Freelance do you keep many clients

Hello Boards
I have been freelancing very part time for a few years now. How many clients do you have that give you repeat business? Is this common or not? Just wondering I have found that it is very uncommon. I am not sure if that was because of the industry I am in. I work a lot with smaller action sports companies. Any thoughts or experiences would be very insightful.

Majority of my clients are repeat and log term. I’d say about 90%. Some I’ve continuously been working with on a steady basis for almost 5 years. Any business ESP. Freelance relies on repeat business. In most industries I think the benchmark is 80%. If you have difficulty retaining clients I’d take a long hard look at your business model and even inquire with some past clients. That much turnover isnt a good sign.

R

Thanks for the replay. I work full time in action sports so a lot of the times these are just small side projects. I know at my company we don’t keep freelancers very long not really because of work but because we are looking for something fresh. One of my more constant clients I had to drop because I took a full time job doing the same work I was doing for them. Since then I really have not being able to connect with anyone and when I say I do a little freelance it is like 2-3 projects a year. I was just wondering what others experience freelancing?
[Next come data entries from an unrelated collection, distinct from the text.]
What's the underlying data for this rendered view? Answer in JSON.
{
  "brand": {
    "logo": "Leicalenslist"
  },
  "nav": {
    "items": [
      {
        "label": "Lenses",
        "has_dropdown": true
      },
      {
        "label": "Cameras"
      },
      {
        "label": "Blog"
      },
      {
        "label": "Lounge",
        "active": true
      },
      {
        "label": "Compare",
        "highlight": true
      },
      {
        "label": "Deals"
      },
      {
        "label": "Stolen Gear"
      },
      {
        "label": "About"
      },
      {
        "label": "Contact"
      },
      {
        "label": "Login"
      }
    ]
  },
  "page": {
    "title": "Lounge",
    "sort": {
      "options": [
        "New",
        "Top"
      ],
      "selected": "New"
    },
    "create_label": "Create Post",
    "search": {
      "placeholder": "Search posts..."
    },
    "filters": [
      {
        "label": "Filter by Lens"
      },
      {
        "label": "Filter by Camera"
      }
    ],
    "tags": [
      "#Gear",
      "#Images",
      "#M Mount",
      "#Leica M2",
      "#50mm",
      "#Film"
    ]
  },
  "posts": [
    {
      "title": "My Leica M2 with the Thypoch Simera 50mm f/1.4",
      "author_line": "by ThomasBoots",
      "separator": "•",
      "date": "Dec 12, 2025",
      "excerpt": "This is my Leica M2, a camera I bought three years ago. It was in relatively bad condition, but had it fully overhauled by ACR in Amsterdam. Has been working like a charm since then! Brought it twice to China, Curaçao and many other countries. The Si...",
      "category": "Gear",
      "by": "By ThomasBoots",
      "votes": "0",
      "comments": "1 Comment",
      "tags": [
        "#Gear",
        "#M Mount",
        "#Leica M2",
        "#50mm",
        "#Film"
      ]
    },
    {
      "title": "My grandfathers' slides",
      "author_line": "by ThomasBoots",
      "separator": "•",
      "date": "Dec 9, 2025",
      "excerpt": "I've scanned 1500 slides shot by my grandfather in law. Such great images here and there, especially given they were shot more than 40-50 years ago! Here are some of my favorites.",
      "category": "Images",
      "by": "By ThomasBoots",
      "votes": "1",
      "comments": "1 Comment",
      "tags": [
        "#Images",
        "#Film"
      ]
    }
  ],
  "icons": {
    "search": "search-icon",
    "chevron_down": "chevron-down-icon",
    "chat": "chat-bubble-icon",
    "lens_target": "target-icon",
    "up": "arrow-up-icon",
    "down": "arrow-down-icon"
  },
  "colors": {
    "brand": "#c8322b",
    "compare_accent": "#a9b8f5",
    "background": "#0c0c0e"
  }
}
I’ve freelanced for about 13 years and it was always a mix. I tended to keep consistent ones over the course of years and then there would be random ones that would either only use me once or twice because they just needed an IDer for that project (when normally they don’t need one), or it was someone doing similar to what I was that just needed backup help occasionally if they were flooded.
The ones that used me consistently, it was almost like I was salary, but I was kept away from everything so they could always count on me coming in and bringing a unique perspective and not be molded already by their techniques or style. Or if it was technical work, they knew I was good and fast so I was basically part of the special teams or “in case of emergency, break glass” designer that could come in and bang something out, or cover when the fulltimers were away and keep things running smooth.
Ideally, you want to have some steady clients. Five of them that you can keep in steady rotation with and you’ll have decently consistent work. You don’t want to base your entire freelance on the emergency weekend project clients, that would be torture.